Spheroid made up of invasive cells with invadopodia (magenta) and non-invasive cells (green), is cooperatively invading into the surrounding matrix.
Cell sorting and cooperative invasion
We wondered what would happen if we mix a bunch of cells that are unable to make invadopodia and move i.e. invade through tight spaces, with a few cells that can make invadopodia. We formed a ball out of this cell mixture (a.k.a spheroid) and placed the spheroid in a really dense matrix. We used collagen as the matrix that best mimics breast tissue, and colored non-invasive cells green, and invasive cells in purple.
What happened then? All the purple, invasive cells reorganized and went right to the edge of the spheroid, while the green ones were just randomly moving within the circle. This created a beautiful purple ring around the green circle, in which purple cells were all in direct contact with the matrix. In the next step, purple, invasive cells started digging the surrounding matrix, and making tunnels. And finally, non-invasive, green cells followed. We refer to this phenomenon as cooperative invasion, where the invasive purple leaders enable the non-invasive, green follower cells to move and through the dense environment.
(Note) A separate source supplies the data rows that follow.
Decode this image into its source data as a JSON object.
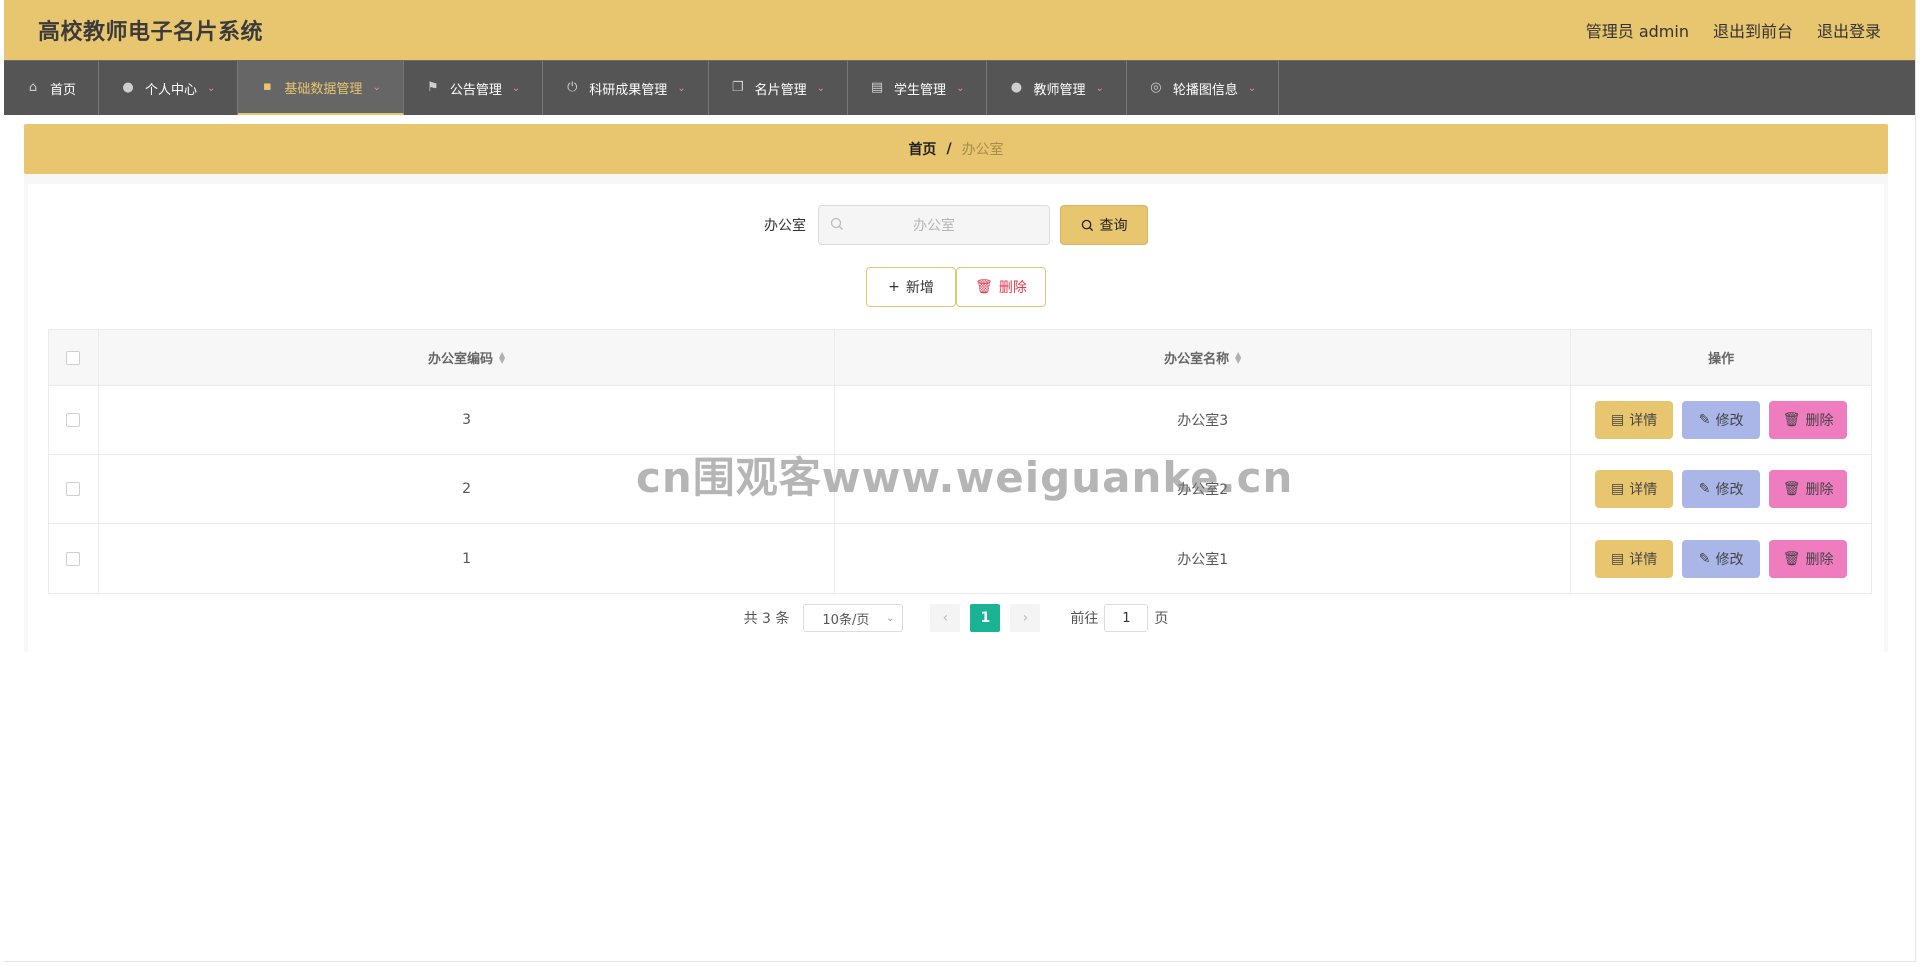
{
  "app": {
    "title": "高校教师电子名片系统",
    "admin_label": "管理员 admin",
    "back_front": "退出到前台",
    "logout": "退出登录"
  },
  "nav": [
    {
      "label": "首页",
      "icon": "home-icon",
      "has_dropdown": false,
      "active": false
    },
    {
      "label": "个人中心",
      "icon": "user-icon",
      "has_dropdown": true,
      "active": false
    },
    {
      "label": "基础数据管理",
      "icon": "chat-icon",
      "has_dropdown": true,
      "active": true
    },
    {
      "label": "公告管理",
      "icon": "flag-icon",
      "has_dropdown": true,
      "active": false
    },
    {
      "label": "科研成果管理",
      "icon": "power-icon",
      "has_dropdown": true,
      "active": false
    },
    {
      "label": "名片管理",
      "icon": "copy-icon",
      "has_dropdown": true,
      "active": false
    },
    {
      "label": "学生管理",
      "icon": "clipboard-icon",
      "has_dropdown": true,
      "active": false
    },
    {
      "label": "教师管理",
      "icon": "user-icon",
      "has_dropdown": true,
      "active": false
    },
    {
      "label": "轮播图信息",
      "icon": "target-icon",
      "has_dropdown": true,
      "active": false
    }
  ],
  "breadcrumb": {
    "home": "首页",
    "separator": "/",
    "current": "办公室"
  },
  "search": {
    "label": "办公室",
    "placeholder": "办公室",
    "button": "查询"
  },
  "actions": {
    "add": "新增",
    "delete": "删除"
  },
  "table": {
    "headers": {
      "code": "办公室编码",
      "name": "办公室名称",
      "ops": "操作"
    },
    "rows": [
      {
        "code": "3",
        "name": "办公室3"
      },
      {
        "code": "2",
        "name": "办公室2"
      },
      {
        "code": "1",
        "name": "办公室1"
      }
    ],
    "op_labels": {
      "detail": "详情",
      "edit": "修改",
      "delete": "删除"
    }
  },
  "pagination": {
    "total": "共 3 条",
    "page_size": "10条/页",
    "current_page": "1",
    "goto_prefix": "前往",
    "goto_value": "1",
    "goto_suffix": "页"
  },
  "watermark": "cn围观客www.weiguanke.cn",
  "colors": {
    "header": "#e8c66f",
    "nav": "#555555",
    "active_page": "#1ab394",
    "edit": "#aab6e8",
    "delete": "#f07cc0"
  }
}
Invadopodia in leader cells is crucial for cooperative invasion, and removing the main invadopodia protein Tks5 stops cooperative invasion. Another crucial component is the attachment among cells. If we remove the main protein that keeps cells together, E-cadherin, purple cells start invading and moving individually, not as the collective. And the possibility of cooperative invasion disappears.
Cooperative invasion and metastasis in vivo
To make our final conclusions applicable to real tumors as they occur in patients, we have used our cells to form tumors in animal models. Here, our data showed that cells with invadopodia metastasize to the lung, while if we remove invadopodia via stopping Tks5 protein expression, cells stop metastasizing. Now, if mix cells with and without invadopodia, cooperative metastasis occurs. The cooperative metastasis, similarly to invasion, is dependent on both Tks5 and E-cadherin presence in leader cells, but also E-cadherin presence in follower cells. If E-cadherin is absent from either leaders or followers, they won’t adhere to each other and form a group, and won’t be able to move through the body together or cooperatively metastasize.
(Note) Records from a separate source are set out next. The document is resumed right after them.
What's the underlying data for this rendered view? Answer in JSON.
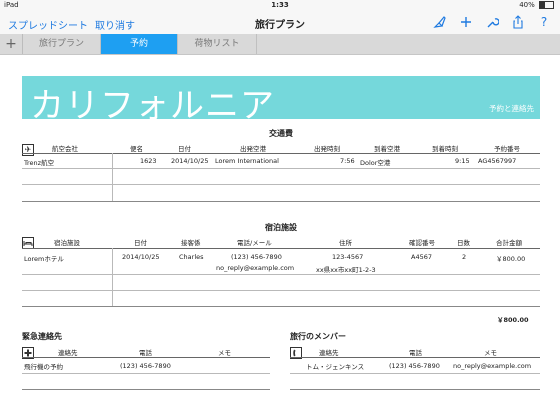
{
  "status": {
    "carrier": "iPad",
    "time": "1:33",
    "battery": "40%"
  },
  "nav": {
    "left1": "スプレッドシート",
    "left2": "取り消す",
    "title": "旅行プラン"
  },
  "tabs": {
    "plus": "+",
    "items": [
      "旅行プラン",
      "予約",
      "荷物リスト"
    ],
    "active": 1
  },
  "banner": {
    "title": "カリフォルニア",
    "subtitle": "予約と連絡先"
  },
  "transport": {
    "title": "交通費",
    "headers": [
      "航空会社",
      "便名",
      "日付",
      "出発空港",
      "出発時刻",
      "到着空港",
      "到着時刻",
      "予約番号"
    ],
    "row": [
      "Trenz航空",
      "1623",
      "2014/10/25",
      "Lorem International",
      "7:56",
      "Dolor空港",
      "9:15",
      "AG4567997"
    ]
  },
  "lodging": {
    "title": "宿泊施設",
    "headers": [
      "宿泊施設",
      "日付",
      "接客係",
      "電話/メール",
      "住所",
      "確認番号",
      "日数",
      "合計金額"
    ],
    "row": {
      "name": "Loremホテル",
      "date": "2014/10/25",
      "agent": "Charles",
      "phone": "(123) 456-7890",
      "email": "no_reply@example.com",
      "addr1": "123-4567",
      "addr2": "xx県xx市xx町1-2-3",
      "confirm": "A4567",
      "days": "2",
      "total": "￥800.00"
    },
    "grand_total": "￥800.00"
  },
  "emergency": {
    "title": "緊急連絡先",
    "headers": [
      "連絡先",
      "電話",
      "メモ"
    ],
    "row": [
      "飛行機の予約",
      "(123) 456-7890",
      ""
    ]
  },
  "members": {
    "title": "旅行のメンバー",
    "headers": [
      "連絡先",
      "電話",
      "メモ"
    ],
    "row": [
      "トム・ジェンキンス",
      "(123) 456-7890",
      "no_reply@example.com"
    ]
  }
}
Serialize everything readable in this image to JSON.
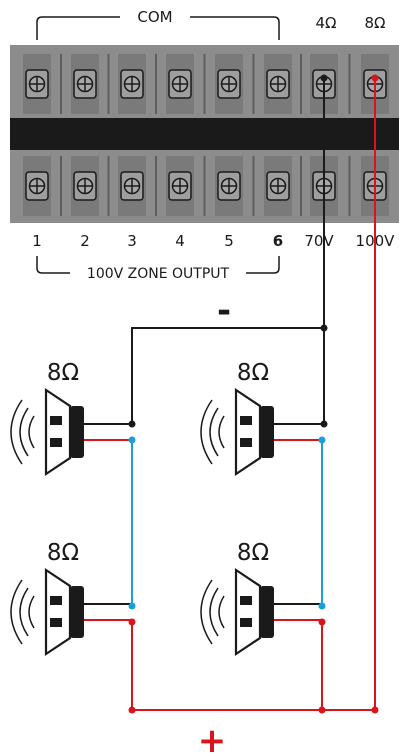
{
  "header": {
    "com_label": "COM",
    "ohm4_label": "4Ω",
    "ohm8_label": "8Ω"
  },
  "terminal_labels": [
    "1",
    "2",
    "3",
    "4",
    "5",
    "6",
    "70V",
    "100V"
  ],
  "zone_output_label": "100V ZONE OUTPUT",
  "polarity": {
    "negative": "-",
    "positive": "+"
  },
  "speakers": [
    {
      "impedance": "8Ω"
    },
    {
      "impedance": "8Ω"
    },
    {
      "impedance": "8Ω"
    },
    {
      "impedance": "8Ω"
    }
  ],
  "colors": {
    "negative_wire": "#1a1a1a",
    "positive_wire": "#d9141b",
    "bridge_wire": "#1a9fd8",
    "terminal_block": "#8c8c8c",
    "terminal_divider": "#1a1a1a"
  }
}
A small number of cells with invadopodia (purple) lead invasion and metastasis of non-invasive cells (green). Created with BioRender.com.
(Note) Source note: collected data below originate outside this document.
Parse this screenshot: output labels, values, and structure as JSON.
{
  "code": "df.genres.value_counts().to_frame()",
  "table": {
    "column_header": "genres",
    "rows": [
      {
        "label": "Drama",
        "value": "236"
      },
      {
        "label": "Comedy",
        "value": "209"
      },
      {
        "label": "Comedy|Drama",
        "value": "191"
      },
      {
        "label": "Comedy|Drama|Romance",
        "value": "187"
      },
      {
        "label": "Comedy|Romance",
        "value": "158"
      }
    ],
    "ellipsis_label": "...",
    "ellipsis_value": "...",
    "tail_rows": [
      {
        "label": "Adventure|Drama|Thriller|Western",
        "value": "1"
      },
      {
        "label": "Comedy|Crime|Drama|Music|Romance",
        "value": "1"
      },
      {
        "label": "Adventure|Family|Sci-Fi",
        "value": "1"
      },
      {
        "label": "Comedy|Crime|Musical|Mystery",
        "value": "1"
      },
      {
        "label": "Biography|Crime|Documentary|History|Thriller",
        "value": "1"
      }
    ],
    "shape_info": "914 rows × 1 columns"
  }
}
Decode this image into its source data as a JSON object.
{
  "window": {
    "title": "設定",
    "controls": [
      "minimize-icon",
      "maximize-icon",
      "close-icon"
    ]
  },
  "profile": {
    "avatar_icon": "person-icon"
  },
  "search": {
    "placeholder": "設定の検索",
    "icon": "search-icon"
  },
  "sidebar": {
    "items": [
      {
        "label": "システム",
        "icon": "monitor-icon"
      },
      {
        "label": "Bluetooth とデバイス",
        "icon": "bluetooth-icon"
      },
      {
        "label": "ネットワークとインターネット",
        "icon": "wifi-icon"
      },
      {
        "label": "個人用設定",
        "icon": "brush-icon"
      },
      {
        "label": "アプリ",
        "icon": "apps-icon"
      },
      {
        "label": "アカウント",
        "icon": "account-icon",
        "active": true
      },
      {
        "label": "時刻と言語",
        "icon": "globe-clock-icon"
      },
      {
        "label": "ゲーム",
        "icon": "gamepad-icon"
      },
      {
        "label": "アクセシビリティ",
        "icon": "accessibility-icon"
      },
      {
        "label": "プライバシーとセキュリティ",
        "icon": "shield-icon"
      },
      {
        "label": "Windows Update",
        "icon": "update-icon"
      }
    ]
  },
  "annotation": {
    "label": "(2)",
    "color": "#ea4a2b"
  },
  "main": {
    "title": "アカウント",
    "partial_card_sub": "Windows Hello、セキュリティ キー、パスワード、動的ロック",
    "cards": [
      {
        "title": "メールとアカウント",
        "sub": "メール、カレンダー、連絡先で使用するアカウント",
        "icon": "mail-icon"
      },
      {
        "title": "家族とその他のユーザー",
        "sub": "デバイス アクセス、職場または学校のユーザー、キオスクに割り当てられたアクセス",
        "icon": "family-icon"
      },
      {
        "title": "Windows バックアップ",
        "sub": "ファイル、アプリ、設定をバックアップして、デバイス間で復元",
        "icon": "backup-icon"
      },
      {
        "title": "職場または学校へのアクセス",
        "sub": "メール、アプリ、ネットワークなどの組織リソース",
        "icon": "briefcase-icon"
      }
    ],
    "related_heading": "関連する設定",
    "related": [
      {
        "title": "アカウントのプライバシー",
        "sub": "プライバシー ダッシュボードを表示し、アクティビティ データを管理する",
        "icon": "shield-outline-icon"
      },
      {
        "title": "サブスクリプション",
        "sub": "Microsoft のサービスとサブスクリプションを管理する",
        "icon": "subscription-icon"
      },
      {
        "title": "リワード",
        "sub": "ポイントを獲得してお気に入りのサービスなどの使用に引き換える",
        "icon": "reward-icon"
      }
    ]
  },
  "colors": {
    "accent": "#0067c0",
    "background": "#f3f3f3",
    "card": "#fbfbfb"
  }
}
In summary, this work shows that invadopodia formation in quasi-epithelial cells is even more dangerous than when they form in mesenchymal cells. Namely, when invadopodia forms in a mesenchymal cell, that cell can metastasize. However, quasi-epithelial cells can form groups with non-invasive cells that cannot otherwise metastasize. In such cells, invadopodia formation can enable cooperative invasion and cooperative metastasis of many, many more cells. This is, in turn, way more detrimental for the patient, shortening survival.
Fortunately, this also brings hope that metastasis can be prevented by targeting only invadopodia, which forms in just a few leader cells. Specifically targeting the rare cell population is likely to cause less side effects compared to targeting the whole tumor mass.